Warm temperatures and sunny conditions are set to bring some respite after thunderstorms and heavy rain battered parts of the UK this week – but forecasters warn the good weather might not last long.

Thursday is expected to be a day of sunshine and showers for much of the country, with conditions gradually improving into the weekend.

Saturday and Sunday are likely to be mostly dry – with temperatures reaching as high as 25C in parts, the Met Office said.

But severe thunderstorms and downpours could return early next week – potentially bringing further disruption across the country.

“Today (Thursday) will certainly be less eventful than the last couple of days,” said meteorologist Craig Snell.

“The heaviest and most frequent showers will be up across Scotland, where there is a risk of a few thunderstorms – but not on the scale of what we saw across southern parts of the UK on Tuesday night and into yesterday.

A man on a narrowboat uses an umbrella near Henley-on-Thames
A man on a narrowboat uses an umbrella near Henley-on-Thames (Steve Parsons/PA)

“For the longest day of the year on Friday, England and Wales will have a fairly dry and bright day with some good spells of sunshine.

“Scotland and Northern Ireland will have a continued risk of some showers but they will be few and further between.”

After a fine weekend, storms will roll in from the west from Sunday evening, he added.

“After the brief calm and more settled spell, we will potentially see another spell of heavy rain and severe thunderstorms into next week.

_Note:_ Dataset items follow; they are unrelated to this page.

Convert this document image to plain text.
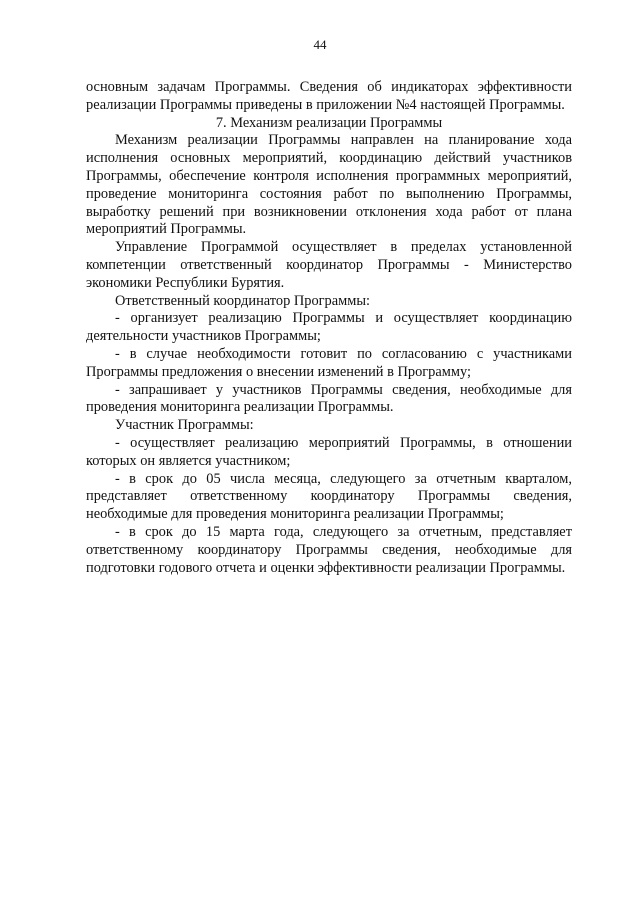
44

основным задачам Программы. Сведения об индикаторах эффективности реализации Программы приведены в приложении №4 настоящей Программы.

7. Механизм реализации Программы

Механизм реализации Программы направлен на планирование хода исполнения основных мероприятий, координацию действий участников Программы, обеспечение контроля исполнения программных мероприятий, проведение мониторинга состояния работ по выполнению Программы, выработку решений при возникновении отклонения хода работ от плана мероприятий Программы.

Управление Программой осуществляет в пределах установленной компетенции ответственный координатор Программы - Министерство экономики Республики Бурятия.

Ответственный координатор Программы:

- организует реализацию Программы и осуществляет координацию деятельности участников Программы;

- в случае необходимости готовит по согласованию с участниками Программы предложения о внесении изменений в Программу;

- запрашивает у участников Программы сведения, необходимые для проведения мониторинга реализации Программы.

Участник Программы:

- осуществляет реализацию мероприятий Программы, в отношении которых он является участником;

- в срок до 05 числа месяца, следующего за отчетным кварталом, представляет ответственному координатору Программы сведения, необходимые для проведения мониторинга реализации Программы;

- в срок до 15 марта года, следующего за отчетным, представляет ответственному координатору Программы сведения, необходимые для подготовки годового отчета и оценки эффективности реализации Программы.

Watch this space,” he said.

It comes after torrential rain and a “spectacular electrical storm” lashed parts of the country on Tuesday night.

Homes were left without power and roads were flooded in parts of the South East, while Lenham in Kent saw 1.7in (42mm) of rain in the space of just one hour.

The Met Office said there were 41,000 “cloud to cloud” lightning strikes over the UK sea, northern France and Low Countries overnight.

Some 358 of those were from clouds to the ground over the UK.